Xavier guard rides with the enemy

Xavier starting guard Mark Lyons was supposed to have a sidekick when he walked onto Albany's team bus for a very unusual and potentially awkward 12-or-so-hour trek that began at 10 p.m. Sunday night.
However, Musketeers star Tu Holloway couldn't get from Hempstead, N.Y. to Albany due to a major snowstorm that hammered much of the country. He was forced to return home for the night, meaning Lyons was flying solo on the Albany team bus en route to Cincinnati for Tuesday's game against Xavier.
"I didn't have much of a choice," Lyons told FOXSports.com shortly after getting on the bus. "It was a little uncomfortable at first."
Lyons and Holloway both had their flights canceled out of New York on Sunday, leaving Xavier coach Chris Mack and his staff scrambling for alternatives.
After researching all possible options, Xavier's coaches realized they had no choice but to seek help from an unlikely source; their next opponent.
Albany's flight had also been canceled and the team had decided to embark on an overnight bus trip immediately after Sunday night's practice.
"When Coach Mack called me and first told me about it, I said, `I can't do that,'" Lyons said. "But it was the only way to get back."
"I said 'no,' also," Holloway added. "It's bad enough if I have to take a bus ride like that with my own team, but to do it with the team I've gotta play..."
So Lyons (who lives about 10 minutes away from the Albany campus in Schenectady, N.Y.) and Holloway (who was coming from Hempstead) were supposed to meet on the Albany campus and ride the bus with the enemy.
Xavier cleared it through the proper channels -- and compliance from both schools signed off on it.
"I was sitting in my office and my director of operations came in and said he had gotten an unusual request," Albany coach Will Brown said. "Then he told me that Lyons was stuck in Schenectady and Xavier wanted to know if he could travel with us on our bus."
Lyons is second on Xavier's team in scoring at 13.1 points per game and a key component to Xavier's success, but Brown didn't hesitate in agreeing to take the local kid along for the ride.
Then, an hour later, there was another knock on the door.

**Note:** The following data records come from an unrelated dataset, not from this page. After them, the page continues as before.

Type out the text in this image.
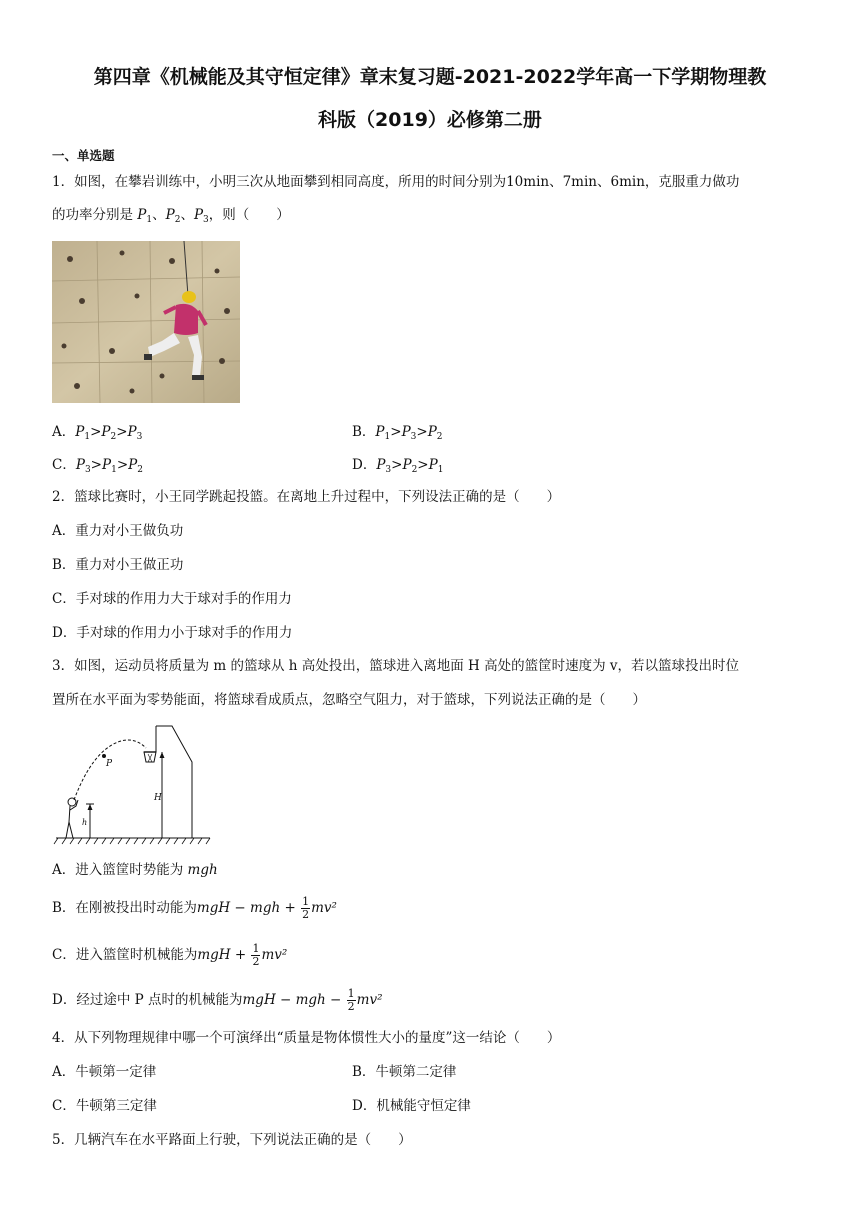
第四章《机械能及其守恒定律》章末复习题-2021-2022学年高一下学期物理教
科版（2019）必修第二册
一、单选题
1．如图，在攀岩训练中，小明三次从地面攀到相同高度，所用的时间分别为10min、7min、6min，克服重力做功
的功率分别是 $P_1$、$P_2$、$P_3$，则（　　）
A．$P_1>P_2>P_3$	B．$P_1>P_3>P_2$
C．$P_3>P_1>P_2$	D．$P_3>P_2>P_1$
2．篮球比赛时，小王同学跳起投篮。在离地上升过程中，下列设法正确的是（　　）
A．重力对小王做负功
B．重力对小王做正功
C．手对球的作用力大于球对手的作用力
D．手对球的作用力小于球对手的作用力
3．如图，运动员将质量为 m 的篮球从 h 高处投出，篮球进入离地面 H 高处的篮筐时速度为 v，若以篮球投出时位
置所在水平面为零势能面，将篮球看成质点，忽略空气阻力，对于篮球，下列说法正确的是（　　）
P
H
h
A．进入篮筐时势能为 mgh
B．在刚被投出时动能为mgH − mgh + $\frac{1}{2} mv^2$
C．进入篮筐时机械能为mgH + $\frac{1}{2} mv^2$
D．经过途中 P 点时的机械能为mgH − mgh − $\frac{1}{2} mv^2$
4．从下列物理规律中哪一个可演绎出“质量是物体惯性大小的量度”这一结论（　　）
A．牛顿第一定律	B．牛顿第二定律
C．牛顿第三定律	D．机械能守恒定律
5．几辆汽车在水平路面上行驶，下列说法正确的是（　　）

This time it was whether Holloway -- who is an A-10 Player of the Year candidate and averaging 21.8 points, 5.2 assists and 4.7 rebounds per game -- could join Lyons.

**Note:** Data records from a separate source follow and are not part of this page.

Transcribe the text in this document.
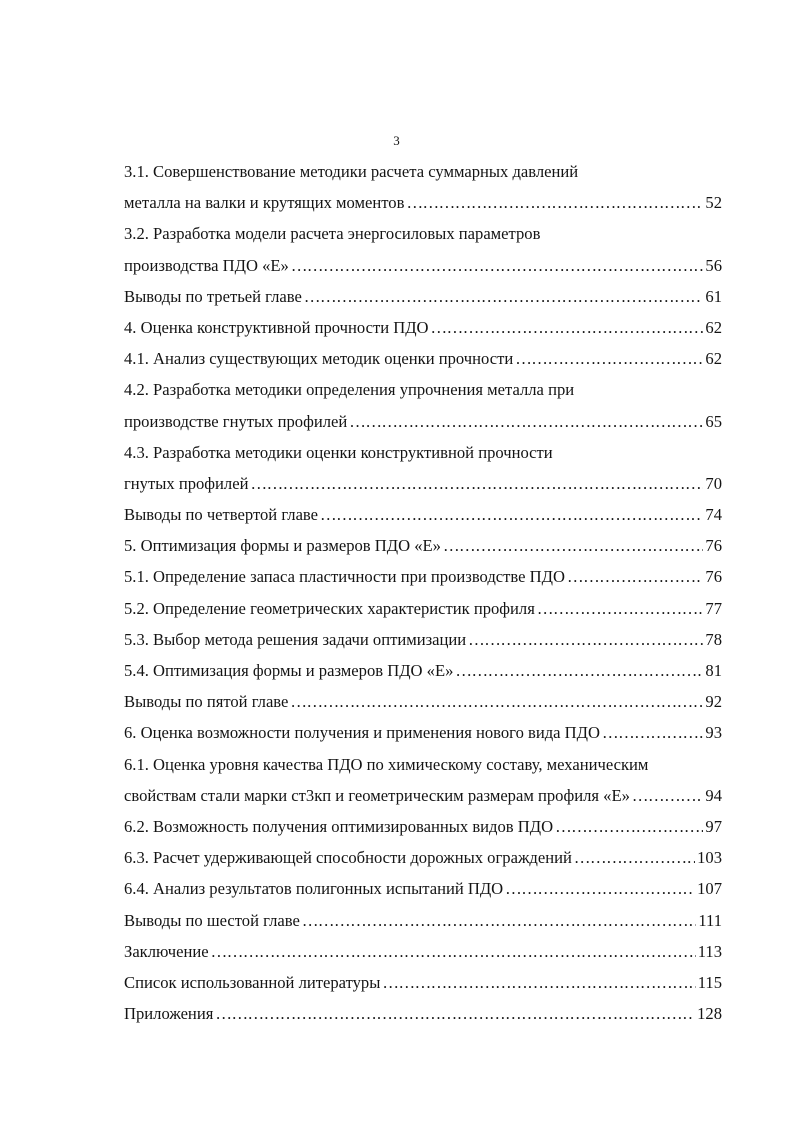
3
3.1. Совершенствование методики расчета суммарных давлений
металла на валки и крутящих моментов ……………………………………………………………………………………………………………………………………………………………………………………………	52
3.2. Разработка модели расчета энергосиловых параметров
производства ПДО «Е» ……………………………………………………………………………………………………………………………………………………………………………………………	56
Выводы по третьей главе ……………………………………………………………………………………………………………………………………………………………………………………………	61
4. Оценка конструктивной прочности ПДО ……………………………………………………………………………………………………………………………………………………………………………………………	62
4.1. Анализ существующих методик оценки прочности ……………………………………………………………………………………………………………………………………………………………………………………………	62
4.2. Разработка методики определения упрочнения металла при
производстве гнутых профилей ……………………………………………………………………………………………………………………………………………………………………………………………	65
4.3. Разработка методики оценки конструктивной прочности
гнутых профилей ……………………………………………………………………………………………………………………………………………………………………………………………	70
Выводы по четвертой главе ……………………………………………………………………………………………………………………………………………………………………………………………	74
5. Оптимизация формы и размеров ПДО «Е» ……………………………………………………………………………………………………………………………………………………………………………………………	76
5.1. Определение запаса пластичности при производстве ПДО ……………………………………………………………………………………………………………………………………………………………………………………………	76
5.2. Определение геометрических характеристик профиля ……………………………………………………………………………………………………………………………………………………………………………………………	77
5.3. Выбор метода решения задачи оптимизации ……………………………………………………………………………………………………………………………………………………………………………………………	78
5.4. Оптимизация формы и размеров ПДО «Е» ……………………………………………………………………………………………………………………………………………………………………………………………	81
Выводы по пятой главе ……………………………………………………………………………………………………………………………………………………………………………………………	92
6. Оценка возможности получения и применения нового вида ПДО ……………………………………………………………………………………………………………………………………………………………………………………………	93
6.1. Оценка уровня качества ПДО по химическому составу, механическим
свойствам стали марки ст3кп и геометрическим размерам профиля «Е» ……………………………………………………………………………………………………………………………………………………………………………………………	94
6.2. Возможность получения оптимизированных видов ПДО ……………………………………………………………………………………………………………………………………………………………………………………………	97
6.3. Расчет удерживающей способности дорожных ограждений ……………………………………………………………………………………………………………………………………………………………………………………………	103
6.4. Анализ результатов полигонных испытаний ПДО ……………………………………………………………………………………………………………………………………………………………………………………………	107
Выводы по шестой главе ……………………………………………………………………………………………………………………………………………………………………………………………	111
Заключение ……………………………………………………………………………………………………………………………………………………………………………………………	113
Список использованной литературы ……………………………………………………………………………………………………………………………………………………………………………………………	115
Приложения ……………………………………………………………………………………………………………………………………………………………………………………………	128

"I was thinking, `You've got to be kidding me,'" Brown laughed.
Brown's team has won six of its last seven, and without Holloway and Lyons, has an opportunity to get a huge victory for the Great Danes.
"It would be one of the biggest wins Albany has ever had," said Albany's leading scorer Logan Aronhalt, who happens to hail from Ohio. "But this is the right thing to do."
Brown joked about the possibilities, stuffing the pair of 6-footers with multiple Olive Garden entrees and giving them elbows anytime they began to nod off on the trip in an effort to deprive them of sleep.
"I'm ordering the whole menu for them," Brown laughed. "And they aren't getting off the bus until they eat all of it. I'm hoping by the time they get to Cincinnati they look like a power forward and a center."
But Holloway never made it to Albany -- even after he got a police escort from his home to the train station in Hempstead.
"If I was the Albany coach, I wouldn't have agreed to take us," Holloway said.
Brown, who has never met Mack, placed the spirit of the holidays ahead of the win-at-all-costs attitude that so many coaches possess.
That didn't stop him from having fun with the situation.
"I've got him in a headlock right now," Brown joked early on in the ride. "One bottle of water and no food for the 12-hour trip. We're letting him watch the movie with our team, though, and I also gave him our scout on Xavier to study."
"It was obviously really, really nice of Will Brown to do this," said Mack.
"Hopefully, he doesn't get beat up on the way here," joked Mack.
Lyons actually received a warm welcome, a free meal and was able to watch The Town -- and when he takes the court Tuesday night, he'll owe it to the same guys who helped get him there.
"I wasn't happy about it at first," Lyons said. "But it's pretty cool."
"It's the right thing to do," added Brown. "This time of year, it's what it's all about."
That was certainly the case for a dozen or so hours -- until the two teams take the court on Tuesday night.